Brown further explained that approximately two months earlier, the IMO had invited OpenAI to participate in a formal version of the competition based on Lean, which is a programming language designed for writing mathematical proofs. The company declined because they were “focused on general reasoning in natural language without the constraints of Lean.” He stated they were “never approached about a natural language math option.”

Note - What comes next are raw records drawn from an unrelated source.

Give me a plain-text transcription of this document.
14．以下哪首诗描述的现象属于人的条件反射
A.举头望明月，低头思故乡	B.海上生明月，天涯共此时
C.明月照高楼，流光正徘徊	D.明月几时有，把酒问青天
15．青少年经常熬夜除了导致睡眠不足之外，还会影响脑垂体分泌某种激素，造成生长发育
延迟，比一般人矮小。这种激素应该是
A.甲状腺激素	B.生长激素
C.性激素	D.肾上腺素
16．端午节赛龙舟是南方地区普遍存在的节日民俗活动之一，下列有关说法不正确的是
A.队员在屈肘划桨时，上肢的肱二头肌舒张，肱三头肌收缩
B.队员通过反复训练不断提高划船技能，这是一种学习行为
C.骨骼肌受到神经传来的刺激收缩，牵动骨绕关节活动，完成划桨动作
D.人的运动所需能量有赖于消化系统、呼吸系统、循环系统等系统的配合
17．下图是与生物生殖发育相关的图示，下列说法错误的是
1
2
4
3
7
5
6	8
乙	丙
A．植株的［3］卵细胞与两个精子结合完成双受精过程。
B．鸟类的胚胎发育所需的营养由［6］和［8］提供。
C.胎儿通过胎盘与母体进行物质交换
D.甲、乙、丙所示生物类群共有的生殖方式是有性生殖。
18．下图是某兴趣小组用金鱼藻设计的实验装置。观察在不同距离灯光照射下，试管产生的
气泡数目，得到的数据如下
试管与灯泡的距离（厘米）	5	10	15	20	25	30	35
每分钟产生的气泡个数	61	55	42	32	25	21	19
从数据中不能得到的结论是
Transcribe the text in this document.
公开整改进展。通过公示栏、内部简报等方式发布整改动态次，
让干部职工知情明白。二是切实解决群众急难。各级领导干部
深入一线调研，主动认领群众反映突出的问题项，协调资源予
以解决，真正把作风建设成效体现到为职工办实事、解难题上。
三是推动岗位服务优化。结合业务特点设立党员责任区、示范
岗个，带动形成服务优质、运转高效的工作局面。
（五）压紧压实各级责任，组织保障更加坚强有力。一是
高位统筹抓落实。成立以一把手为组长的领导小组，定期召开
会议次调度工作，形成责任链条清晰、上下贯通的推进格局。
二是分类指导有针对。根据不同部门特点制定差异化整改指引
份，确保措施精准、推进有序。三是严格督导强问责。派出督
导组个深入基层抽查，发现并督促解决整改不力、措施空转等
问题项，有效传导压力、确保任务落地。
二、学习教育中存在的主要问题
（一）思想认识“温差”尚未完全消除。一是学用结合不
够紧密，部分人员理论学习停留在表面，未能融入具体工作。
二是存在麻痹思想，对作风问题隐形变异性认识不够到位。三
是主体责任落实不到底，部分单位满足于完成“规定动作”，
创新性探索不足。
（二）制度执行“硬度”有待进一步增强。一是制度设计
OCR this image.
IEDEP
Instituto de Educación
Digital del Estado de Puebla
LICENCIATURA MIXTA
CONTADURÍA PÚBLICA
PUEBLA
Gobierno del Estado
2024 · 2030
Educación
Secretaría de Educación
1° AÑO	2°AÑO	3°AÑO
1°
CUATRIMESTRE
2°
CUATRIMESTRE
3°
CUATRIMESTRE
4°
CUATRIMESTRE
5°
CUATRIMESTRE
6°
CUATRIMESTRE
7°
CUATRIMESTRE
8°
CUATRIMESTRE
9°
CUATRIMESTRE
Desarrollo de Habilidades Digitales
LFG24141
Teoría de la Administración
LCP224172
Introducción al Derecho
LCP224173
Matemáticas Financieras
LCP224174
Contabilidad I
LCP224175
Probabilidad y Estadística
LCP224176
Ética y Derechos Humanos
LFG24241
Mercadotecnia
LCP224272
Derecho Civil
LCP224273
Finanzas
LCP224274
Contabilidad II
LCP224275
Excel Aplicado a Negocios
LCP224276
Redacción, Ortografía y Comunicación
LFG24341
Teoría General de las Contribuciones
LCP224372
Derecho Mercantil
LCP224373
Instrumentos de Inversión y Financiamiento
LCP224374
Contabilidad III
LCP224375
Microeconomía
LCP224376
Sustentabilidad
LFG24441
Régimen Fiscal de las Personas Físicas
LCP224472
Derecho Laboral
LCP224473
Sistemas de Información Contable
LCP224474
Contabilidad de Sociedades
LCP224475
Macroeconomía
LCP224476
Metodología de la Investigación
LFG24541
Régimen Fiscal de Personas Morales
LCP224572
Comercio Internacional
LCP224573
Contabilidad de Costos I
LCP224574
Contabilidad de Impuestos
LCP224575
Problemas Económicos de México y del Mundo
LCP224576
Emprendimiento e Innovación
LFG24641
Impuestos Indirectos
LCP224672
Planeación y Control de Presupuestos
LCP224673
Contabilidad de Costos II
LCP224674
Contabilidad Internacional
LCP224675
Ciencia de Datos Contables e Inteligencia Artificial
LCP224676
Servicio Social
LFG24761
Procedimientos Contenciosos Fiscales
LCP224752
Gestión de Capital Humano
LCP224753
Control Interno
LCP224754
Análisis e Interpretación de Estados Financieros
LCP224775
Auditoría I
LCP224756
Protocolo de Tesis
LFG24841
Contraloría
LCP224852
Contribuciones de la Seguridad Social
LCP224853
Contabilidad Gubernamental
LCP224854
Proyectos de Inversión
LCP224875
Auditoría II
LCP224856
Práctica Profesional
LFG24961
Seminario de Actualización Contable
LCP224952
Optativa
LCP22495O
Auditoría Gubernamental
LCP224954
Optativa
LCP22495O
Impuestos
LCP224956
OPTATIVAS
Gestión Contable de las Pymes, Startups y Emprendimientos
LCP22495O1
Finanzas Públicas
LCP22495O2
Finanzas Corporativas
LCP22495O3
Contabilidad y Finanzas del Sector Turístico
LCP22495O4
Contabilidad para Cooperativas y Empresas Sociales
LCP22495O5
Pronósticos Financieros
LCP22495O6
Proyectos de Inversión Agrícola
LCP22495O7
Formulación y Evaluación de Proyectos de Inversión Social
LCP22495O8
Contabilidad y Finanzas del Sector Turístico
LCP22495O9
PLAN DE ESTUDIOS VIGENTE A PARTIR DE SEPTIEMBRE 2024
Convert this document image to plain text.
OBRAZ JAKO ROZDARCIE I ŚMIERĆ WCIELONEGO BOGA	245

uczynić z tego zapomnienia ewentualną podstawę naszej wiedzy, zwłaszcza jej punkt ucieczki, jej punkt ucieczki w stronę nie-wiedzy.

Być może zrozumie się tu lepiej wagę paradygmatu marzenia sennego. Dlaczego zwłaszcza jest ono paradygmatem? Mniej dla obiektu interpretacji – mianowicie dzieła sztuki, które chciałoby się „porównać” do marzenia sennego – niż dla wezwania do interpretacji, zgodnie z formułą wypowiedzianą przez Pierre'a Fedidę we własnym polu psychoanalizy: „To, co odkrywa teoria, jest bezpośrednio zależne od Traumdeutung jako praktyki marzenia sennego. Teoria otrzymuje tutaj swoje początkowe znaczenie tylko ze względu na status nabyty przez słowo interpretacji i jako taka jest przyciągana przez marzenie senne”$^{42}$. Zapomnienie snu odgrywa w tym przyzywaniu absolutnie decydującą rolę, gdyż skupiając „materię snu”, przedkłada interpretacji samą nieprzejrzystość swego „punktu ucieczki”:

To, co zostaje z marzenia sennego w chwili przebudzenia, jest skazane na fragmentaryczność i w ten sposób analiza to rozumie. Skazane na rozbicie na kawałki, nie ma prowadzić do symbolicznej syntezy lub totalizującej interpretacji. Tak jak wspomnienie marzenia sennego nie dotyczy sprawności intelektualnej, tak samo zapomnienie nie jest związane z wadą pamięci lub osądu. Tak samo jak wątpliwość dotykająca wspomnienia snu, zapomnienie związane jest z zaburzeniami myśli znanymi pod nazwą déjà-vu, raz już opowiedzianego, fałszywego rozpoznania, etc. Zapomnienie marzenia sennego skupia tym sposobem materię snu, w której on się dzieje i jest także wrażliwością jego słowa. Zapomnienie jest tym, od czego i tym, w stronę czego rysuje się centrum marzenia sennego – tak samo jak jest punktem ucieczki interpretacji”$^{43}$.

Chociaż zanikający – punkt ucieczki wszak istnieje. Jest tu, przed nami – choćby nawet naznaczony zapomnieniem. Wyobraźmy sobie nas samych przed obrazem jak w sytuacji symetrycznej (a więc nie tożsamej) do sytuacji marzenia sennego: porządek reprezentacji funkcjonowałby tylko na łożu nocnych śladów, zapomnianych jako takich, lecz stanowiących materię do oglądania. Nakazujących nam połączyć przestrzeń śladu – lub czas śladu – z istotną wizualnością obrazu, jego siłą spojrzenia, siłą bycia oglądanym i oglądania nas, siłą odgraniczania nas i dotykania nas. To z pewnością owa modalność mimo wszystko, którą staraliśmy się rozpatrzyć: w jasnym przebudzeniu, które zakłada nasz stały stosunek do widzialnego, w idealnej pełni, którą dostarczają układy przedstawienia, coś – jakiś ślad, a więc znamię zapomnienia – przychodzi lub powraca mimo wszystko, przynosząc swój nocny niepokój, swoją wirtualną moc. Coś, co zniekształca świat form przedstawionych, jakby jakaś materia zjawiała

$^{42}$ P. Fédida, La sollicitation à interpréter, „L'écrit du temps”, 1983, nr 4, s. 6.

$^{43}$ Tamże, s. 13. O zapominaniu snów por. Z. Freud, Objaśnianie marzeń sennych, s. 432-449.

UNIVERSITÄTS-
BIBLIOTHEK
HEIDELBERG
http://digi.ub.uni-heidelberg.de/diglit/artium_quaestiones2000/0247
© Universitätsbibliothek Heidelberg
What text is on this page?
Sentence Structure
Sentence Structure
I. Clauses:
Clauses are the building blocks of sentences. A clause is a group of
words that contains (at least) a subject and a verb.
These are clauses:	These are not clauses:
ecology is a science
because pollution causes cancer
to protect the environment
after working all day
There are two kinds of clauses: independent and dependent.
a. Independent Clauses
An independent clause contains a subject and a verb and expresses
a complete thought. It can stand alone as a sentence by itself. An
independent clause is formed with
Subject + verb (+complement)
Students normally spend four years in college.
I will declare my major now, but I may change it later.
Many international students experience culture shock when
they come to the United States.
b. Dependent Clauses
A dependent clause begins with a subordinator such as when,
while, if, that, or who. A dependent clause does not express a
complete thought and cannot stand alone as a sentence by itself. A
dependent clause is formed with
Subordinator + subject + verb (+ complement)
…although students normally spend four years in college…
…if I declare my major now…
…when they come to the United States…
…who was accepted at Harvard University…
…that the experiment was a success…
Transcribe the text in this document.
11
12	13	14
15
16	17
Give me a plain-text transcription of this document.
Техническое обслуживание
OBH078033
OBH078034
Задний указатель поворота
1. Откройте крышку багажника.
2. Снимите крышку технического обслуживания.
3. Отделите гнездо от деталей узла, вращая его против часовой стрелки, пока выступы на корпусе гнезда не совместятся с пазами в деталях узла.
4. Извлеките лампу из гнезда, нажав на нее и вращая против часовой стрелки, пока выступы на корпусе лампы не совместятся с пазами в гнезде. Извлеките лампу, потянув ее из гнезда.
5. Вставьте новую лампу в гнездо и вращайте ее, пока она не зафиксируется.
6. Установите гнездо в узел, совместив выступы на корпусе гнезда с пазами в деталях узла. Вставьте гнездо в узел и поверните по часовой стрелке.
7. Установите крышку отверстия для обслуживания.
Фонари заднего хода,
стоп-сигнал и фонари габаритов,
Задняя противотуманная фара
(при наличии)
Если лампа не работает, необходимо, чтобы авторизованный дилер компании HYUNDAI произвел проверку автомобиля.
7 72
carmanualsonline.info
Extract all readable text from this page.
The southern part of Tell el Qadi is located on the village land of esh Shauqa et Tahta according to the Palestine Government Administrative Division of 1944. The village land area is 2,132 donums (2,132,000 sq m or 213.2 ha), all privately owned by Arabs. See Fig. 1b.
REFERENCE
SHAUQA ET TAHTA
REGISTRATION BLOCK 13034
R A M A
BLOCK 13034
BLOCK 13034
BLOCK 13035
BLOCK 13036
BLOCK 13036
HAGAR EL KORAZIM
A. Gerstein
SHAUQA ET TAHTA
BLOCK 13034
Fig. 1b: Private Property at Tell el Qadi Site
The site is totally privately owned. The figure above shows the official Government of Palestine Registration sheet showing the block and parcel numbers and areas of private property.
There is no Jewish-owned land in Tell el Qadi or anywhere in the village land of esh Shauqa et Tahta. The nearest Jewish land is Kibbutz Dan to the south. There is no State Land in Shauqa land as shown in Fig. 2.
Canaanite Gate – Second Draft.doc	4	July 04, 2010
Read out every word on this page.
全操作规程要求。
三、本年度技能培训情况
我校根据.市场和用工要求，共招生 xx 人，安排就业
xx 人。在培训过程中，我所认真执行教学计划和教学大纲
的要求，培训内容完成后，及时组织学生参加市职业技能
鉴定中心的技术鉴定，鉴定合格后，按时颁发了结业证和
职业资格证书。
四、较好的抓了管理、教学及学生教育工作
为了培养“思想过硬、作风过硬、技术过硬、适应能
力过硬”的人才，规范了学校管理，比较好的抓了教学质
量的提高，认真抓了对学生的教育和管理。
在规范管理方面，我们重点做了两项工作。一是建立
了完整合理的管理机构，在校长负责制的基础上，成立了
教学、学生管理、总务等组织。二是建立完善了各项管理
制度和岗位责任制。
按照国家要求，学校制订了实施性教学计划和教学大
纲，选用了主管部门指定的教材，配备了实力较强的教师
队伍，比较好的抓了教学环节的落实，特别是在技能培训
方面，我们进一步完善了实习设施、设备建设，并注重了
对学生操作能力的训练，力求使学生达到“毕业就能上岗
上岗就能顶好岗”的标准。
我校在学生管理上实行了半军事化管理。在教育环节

However, an IMO coordinator told X user Mikhail Samin that OpenAI actually announced before the closing ceremony, contradicting Brown’s claim. The coordinator called OpenAI’s actions “rude and inappropriate,” noting that OpenAI “wasn’t one of the AI companies that cooperated with the IMO on testing their models.”
Hard math since 1959
The International Mathematical Olympiad, which has been running since 1959, represents one of the most challenging tests of mathematical reasoning. More than 100 countries send six participants each, with contestants facing six proof-based problems across two 4.5-hour sessions. The problems typically require deep mathematical insight and creativity rather than raw computational power. You can see the exact problems in the 2025 Olympiad posted online.
For example, problem one asks students to imagine a triangular grid of dots (like a triangular pegboard) and figure out how to cover all the dots using exactly n straight lines. The twist is that some lines are called “sunny”—these are the lines that don’t run horizontally, vertically, or diagonally at a 45º angle. The challenge is to prove that no matter how big your triangle is, you can only ever create patterns with exactly 0, 1, or 3 sunny lines—never 2, never 4, never any other number.
The timing of the OpenAI results surprised some prediction markets, which had assigned around an 18 percent probability to any AI system winning IMO gold by 2025.
Following OpenAI’s announcement and our initial publication of this article, Google DeepMind released its own IMO results, also claiming gold medal performance with its Gemini Deep Think model solving five of the six problems. Unlike OpenAI, Google worked directly with IMO organizers and had its results officially graded and certified by IMO coordinators. Google planned to adhere to the July 28 embargo but moved up its announcement after OpenAI’s early release.
DeepMind senior scientist Thang Luong told Ars Technica, “We confirmed with the IMO organization that we actually solved five perfectly. I think anyone who didn’t go through that process, we don’t know, they might have lost one point and gotten silver.”
This post was updated on July 22 with information about a new statement from Noam Brown and results from Google DeepMind’s IMO announcement.